While we wait in Richard-Toll…
On Thursday the new car engine was put into our car. Yes, that’s it hanging from a tree in the photo above! The mechanics spent hours hooking up the various tubes and wires, and I naively thought this meant we were close to being finished with the repairs. Tomas and I discussed where we would drive first- should we continue our original plan to drive down the eastern shore of Lac de Guiers, or head further east to Matam, where I need to collect critical samples? We felt optimistic that we’d be on the road within hours.
The engine installation has been a team effort-Tomas’s mechanic friend Billy (on right in black shirt) came up from Rufisque to oversee the repairs, and our friend Mamadou (in red shirt) came with him since he knows the owner of the car. Both are here to make sure the local mechanics do a good job.
But the mechanics tried the new engine and found that several important components weren’t working. Tomas called the place in Dakar where the engine had been purchased, and they told him they’d be happy to exchange the parts for free… but of course they are 9 hours away in Dakar! In the end we sent the defective parts by car to a friend in Dakar so he could take them to the shop, exchange them and put the new parts back in another car to Richard-Toll. This process has now taken 2 days. The local mechanics basically shrugged because this is the norm here, surely you can’t expect something to work correctly on the first try!

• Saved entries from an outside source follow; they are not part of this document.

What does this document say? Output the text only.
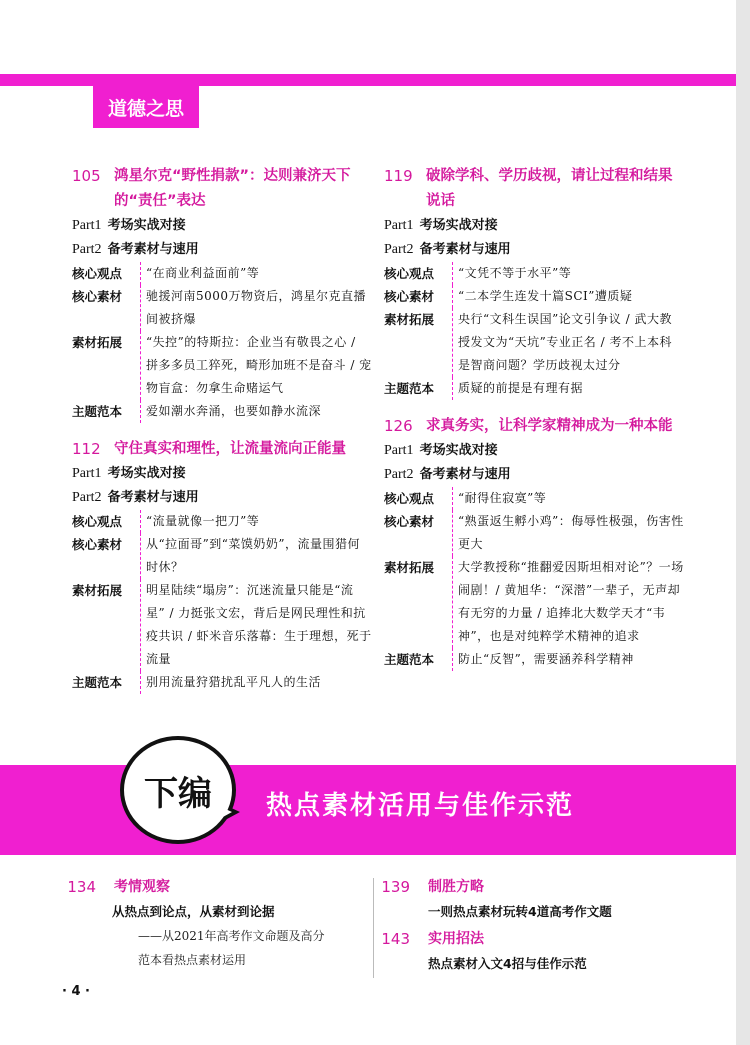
道德之思
105 鸿星尔克“野性捐款”：达则兼济天下的“责任”表达
Part1 考场实战对接
Part2 备考素材与速用
核心观点	“在商业利益面前”等
核心素材	驰援河南5000万物资后，鸿星尔克直播间被挤爆
素材拓展	“失控”的特斯拉：企业当有敬畏之心 / 拼多多员工猝死，畸形加班不是奋斗 / 宠物盲盒：勿拿生命赌运气
主题范本	爱如潮水奔涌，也要如静水流深
112 守住真实和理性，让流量流向正能量
Part1 考场实战对接
Part2 备考素材与速用
核心观点	“流量就像一把刀”等
核心素材	从“拉面哥”到“菜馍奶奶”，流量围猎何时休？
素材拓展	明星陆续“塌房”：沉迷流量只能是“流星” / 力挺张文宏，背后是网民理性和抗疫共识 / 虾米音乐落幕：生于理想，死于流量
主题范本	别用流量狩猎扰乱平凡人的生活
119 破除学科、学历歧视，请让过程和结果说话
Part1 考场实战对接
Part2 备考素材与速用
核心观点	“文凭不等于水平”等
核心素材	“二本学生连发十篇SCI”遭质疑
素材拓展	央行“文科生误国”论文引争议 / 武大教授发文为“天坑”专业正名 / 考不上本科是智商问题？学历歧视太过分
主题范本	质疑的前提是有理有据
126 求真务实，让科学家精神成为一种本能
Part1 考场实战对接
Part2 备考素材与速用
核心观点	“耐得住寂寞”等
核心素材	“熟蛋返生孵小鸡”：侮辱性极强，伤害性更大
素材拓展	大学教授称“推翻爱因斯坦相对论”？一场闹剧！/ 黄旭华：“深潜”一辈子，无声却有无穷的力量 / 追捧北大数学天才“韦神”，也是对纯粹学术精神的追求
主题范本	防止“反智”，需要涵养科学精神
下编 热点素材活用与佳作示范
134 考情观察
从热点到论点，从素材到论据
——从2021年高考作文命题及高分
范本看热点素材运用
139 制胜方略
一则热点素材玩转4道高考作文题
143 实用招法
热点素材入文4招与佳作示范
· 4 ·
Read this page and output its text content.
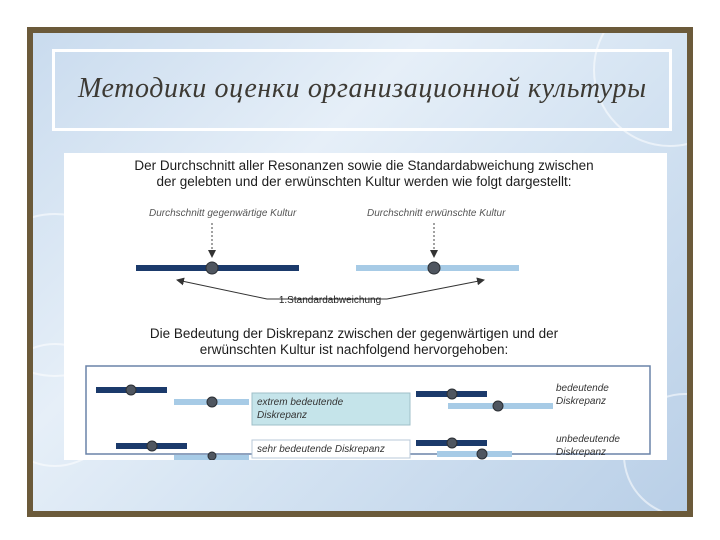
Методики оценки организационной культуры
Der Durchschnitt aller Resonanzen sowie die Standardabweichung zwischen
der gelebten und der erwünschten Kultur werden wie folgt dargestellt:
Durchschnitt gegenwärtige Kultur	Durchschnitt erwünschte Kultur
1.Standardabweichung
Die Bedeutung der Diskrepanz zwischen der gegenwärtigen und der
erwünschten Kultur ist nachfolgend hervorgehoben:
extrem bedeutende
Diskrepanz
sehr bedeutende Diskrepanz
bedeutende
Diskrepanz
unbedeutende
Diskrepanz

In order to keep from beating my head repeatedly against a wall, I asked Tomas if he could think of anyone else we could talk to about manatees in this area. He made some calls and found out that an older gentleman, Mr. Badji, who had worked here with the Water and Forestry Dept. (the equivalent of US Fish and Wildlife Service in the USA) for 11 years during the 1970’s and 1980’s, happened to be back here now as a consultant for the local pisciculture station (fish farm). Tomas had heard about Mr. Badji previously, because everyone had said he had the best local and historical knowledge of manatees for this area (lower Senegal River and Lac de Guiers). Tomas gave him a call and he was happy to meet with us, so we took a taxi over to the fish farm (which was an impressive place!) and talked with Mr. Badji for several hours.
Suffice it to say Mr. Badji had an incredible wealth of information about manatee projects, unpublished reports, and basic habitat use before and after the construction of the Diama dam in 1984. This is important because the dam greatly altered the Senegal River and Lac de Guiers ecosystems, and changed the behavior of many species of wildlife forever. Water flows that had been highly seasonal are now mechanically controlled, and in many cases this results in a benefit for manatees because there is year round water in Lac de Guiers, and more plants to eat. Mr. Badji had many personal observations of manatees, their former migrations, and known favorite habitat locations. Many of these were new to me, but everything made sense based on the former water flow patterns of the Senegal River.
I showed Mr. Badji (in red) some of my recent genetics and tracking data from the Senegal River. We talked about what I’d like to do in the future, and my hopes for a better understanding of this permanently isolated population. He is a very personable man, but what I liked most about Mr. Badji is that he’s clearly a real field biologist, someone who has spent alot of time in the field and carefully observed the wildlife and patterns of behavior. I hope we’ll be able to meet again in the future, because I think Mr. Badji has much more information to share!
Group photo of Niaga, Mr. Badji, me and Tomas outside the fisheries center.
Our meeting with Mr. Badji was definitely a highlight of our time in Richard-Toll, and has made me even more eager to get back on the road! Fingers crossed it’ll happen soon!